TEE Environment: The implementation uses Intel SGX with Gramine LibOS for stability and maturity. Remote Attestation is supported through RA-TLS certificates that embed SGX attestation reports, allowing anyone to verify the TEE’s integrity.
Escape Hatch Mechanism: The batch poster includes a liveness check mechanism that calls IsHotshotLive on the Light Client Contract before posting batches. Operators can configure two behaviors: (1) wait for HotShot to be live before posting, or (2) proceed without HotShot consistency checks if the network is unavailable, effectively bypassing Espresso consensus validation. This flexibility prevents the bridge from becoming permanently stuck while maintaining security when possible.

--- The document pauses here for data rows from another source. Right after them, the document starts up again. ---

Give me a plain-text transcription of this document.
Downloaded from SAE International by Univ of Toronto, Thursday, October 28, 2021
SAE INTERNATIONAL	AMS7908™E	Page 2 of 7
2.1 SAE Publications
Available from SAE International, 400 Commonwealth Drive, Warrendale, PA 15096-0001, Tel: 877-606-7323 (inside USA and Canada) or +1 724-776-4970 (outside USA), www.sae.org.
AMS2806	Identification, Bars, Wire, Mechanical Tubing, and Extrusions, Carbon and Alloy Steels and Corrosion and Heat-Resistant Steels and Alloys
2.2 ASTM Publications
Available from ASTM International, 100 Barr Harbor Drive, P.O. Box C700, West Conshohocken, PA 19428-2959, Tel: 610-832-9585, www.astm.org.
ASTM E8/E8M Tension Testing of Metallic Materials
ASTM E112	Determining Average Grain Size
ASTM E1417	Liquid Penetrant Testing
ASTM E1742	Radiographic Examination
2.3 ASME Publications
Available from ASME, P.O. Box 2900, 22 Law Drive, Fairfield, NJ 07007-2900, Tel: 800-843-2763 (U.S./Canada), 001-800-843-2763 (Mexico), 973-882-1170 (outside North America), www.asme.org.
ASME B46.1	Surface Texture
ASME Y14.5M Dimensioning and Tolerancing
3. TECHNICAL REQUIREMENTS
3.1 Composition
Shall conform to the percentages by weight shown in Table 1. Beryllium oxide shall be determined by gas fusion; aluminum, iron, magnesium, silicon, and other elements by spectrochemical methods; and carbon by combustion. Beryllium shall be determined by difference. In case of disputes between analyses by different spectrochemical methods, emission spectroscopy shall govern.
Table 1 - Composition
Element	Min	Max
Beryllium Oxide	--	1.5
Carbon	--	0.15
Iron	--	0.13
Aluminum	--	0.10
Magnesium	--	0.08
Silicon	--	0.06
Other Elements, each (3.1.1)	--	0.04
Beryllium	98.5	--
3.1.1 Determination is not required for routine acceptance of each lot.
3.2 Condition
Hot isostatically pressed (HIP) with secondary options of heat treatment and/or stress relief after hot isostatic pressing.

Funds can be lost if the TEE hardware is compromised through physical attacks, if there are vulnerabilities in the trusted execution environment, or if compromised TEE keys are used to sign false availability attestations before governance can revoke them from the on-chain verifier contracts.
Funds can be frozen if Intel's Attestation Service becomes unavailable, new TEE nodes fail remote attestation due to unpatched vulnerabilities, or if TCB recovery procedures block legitimate nodes.
Funds can be frozen if governance fails to revoke compromised TEE configurations from on-chain verifier contracts.